Camboja: Mais de 600 trabalhadores protestam contra perda de salários

No dia 11 de maio, segundo relatado pelo Khmer Times, mais de 600 trabalhadores da fábrica têxtil chinesa Sepia, em Phnom Penh, capital do Camboja, protestaram contra salários não recebidos e atrasados. O protesto ocorreu no distrito de Por Senchey, em frente à fábrica.

Agitações na frente da fábrica (Fonte: Khmer Times)

Sok Kha, trabalhador protestando em frente da fábrica, disse que eles exigiam o salário do dia 1° ao 17 de abril. Ele disse que a empresa prometeu pagar os trabalhadores no dia 9 de maio, mas que até dia 11 não haviam recebido nada. Son Kha adicionou que ele e muitos outros estão tendo dificuldades em pagar aluguel.

Hay Chansophea, outro trabalhador, disse que a fábrica não pagou os dias trabalhados em abril após fechar suas operações depois do dia 17/04 por falta de demandas. 

Trabalhadores protestam em frente à fábrica (Fonte: Khmer Times)

A Sepia, que não se trata de uma fábrica pequena ou média, mas sim de uma grande fábrica chinesa, se aproveita da ruína que toma conta das indústrias nacionais cambojanas para tentar conquistar isenções. 

O chefe da administração da Sepia, Kong Sambar, que não pagou seus funcionários, disse que os donos de fábricas "não têm dinheiro para pagar seus aluguéis”, referindo-se aos pequenos e médios proprietários, para tentar arrancar benefícios, utilizando da crise agudizada pelo coronavírus para aprofundar a exploração dos trabalhadores, precarizando-os o trabalho e os arrancando seu salário.

Benefícios aos monopólios, falência aos pequenos

Segundo a Associação de Manufatura de Roupas de Camboja (GMAC, no original), que representa a burguesia compradora, os monopólios no país, atualmente 180 indústrias já pararam de operar, com mais 60 estando próximas do mesmo, o que está arruinando a renda de mais de 150 mil proletários. A grande maioria são pequenas e médias.

A GMAC, por sua vez, ao contrário de exigir apoio do governo para salvar as indústrias pequenas e médias, tem defendido menores salários aos trabalhadores por um período de três a seis meses.

Sem fazer distinção entre uma fábrica de capital nacional e uma grande indústria estrangeira (como a Sepia), o velho Estado Cambojano, ao contrário de ajudar os pequenos proprietários do país na crise (com medidas como a isenção do aluguel das pequenas fábricas, evitando o desemprego) e manter a renda dos proletários, tem feito o oposto. 

A única medida do governo para "proteger os trabalhadores" é um pagamento de 70 dólares norte-americanos por mês, sendo 40 pagos pelo governo e 30 pelo proprietário da fábrica.
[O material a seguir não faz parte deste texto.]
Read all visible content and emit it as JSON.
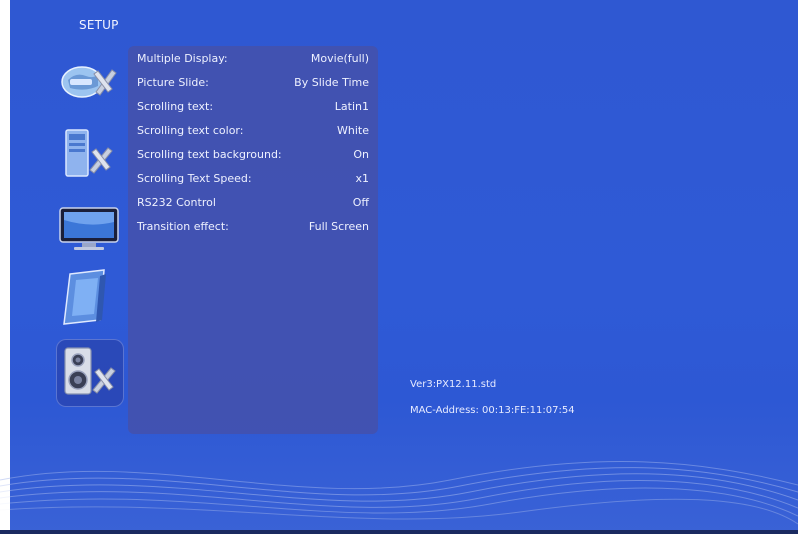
{
  "screen": {
    "title": "SETUP"
  },
  "sidebar": {
    "icons": [
      {
        "name": "general-settings-icon"
      },
      {
        "name": "device-settings-icon"
      },
      {
        "name": "display-settings-icon"
      },
      {
        "name": "file-settings-icon"
      },
      {
        "name": "audio-settings-icon",
        "selected": true
      }
    ]
  },
  "menu": {
    "items": [
      {
        "label": "Multiple Display:",
        "value": "Movie(full)"
      },
      {
        "label": "Picture Slide:",
        "value": "By Slide Time"
      },
      {
        "label": "Scrolling text:",
        "value": "Latin1"
      },
      {
        "label": "Scrolling text color:",
        "value": "White"
      },
      {
        "label": "Scrolling text background:",
        "value": "On"
      },
      {
        "label": "Scrolling Text Speed:",
        "value": "x1"
      },
      {
        "label": "RS232 Control",
        "value": "Off"
      },
      {
        "label": "Transition effect:",
        "value": "Full Screen"
      }
    ]
  },
  "info": {
    "version": "Ver3:PX12.11.std",
    "mac": "MAC-Address: 00:13:FE:11:07:54"
  },
  "colors": {
    "background": "#2f58d2",
    "panel": "#4650aa",
    "text": "#ffffff"
  }
}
Medida qual as grandes empresas podem cumprir, quanto às pequenas as leva à falência.

Além disso, o velho Estado tem agido para que os sindicatos e direitos trabalhistas sejam reprimidos.

De acordo com reportagens da Clean Clothes Campaing, o Ministério do Trabalho e Formação Profissional autorizou a empresa têxtil Roo Jsing Garment Co. a demitir sem justificativa três membros da Aliança Cambojana de Sindicatos (CATU). O Departamento de Disputas Trabalhistas permitiu que Ek Sarun, vice-presidente do sindicato local das fábricas, Sok Kong, secretário do sindicato local das fábricas e Kon Soch, assistente de administrador e ativista sindical local fossem demitidos alegando que os três se encontraram dia 09/04 para permitir que os trabalhadores comemorassem o Ano Novo cambojano.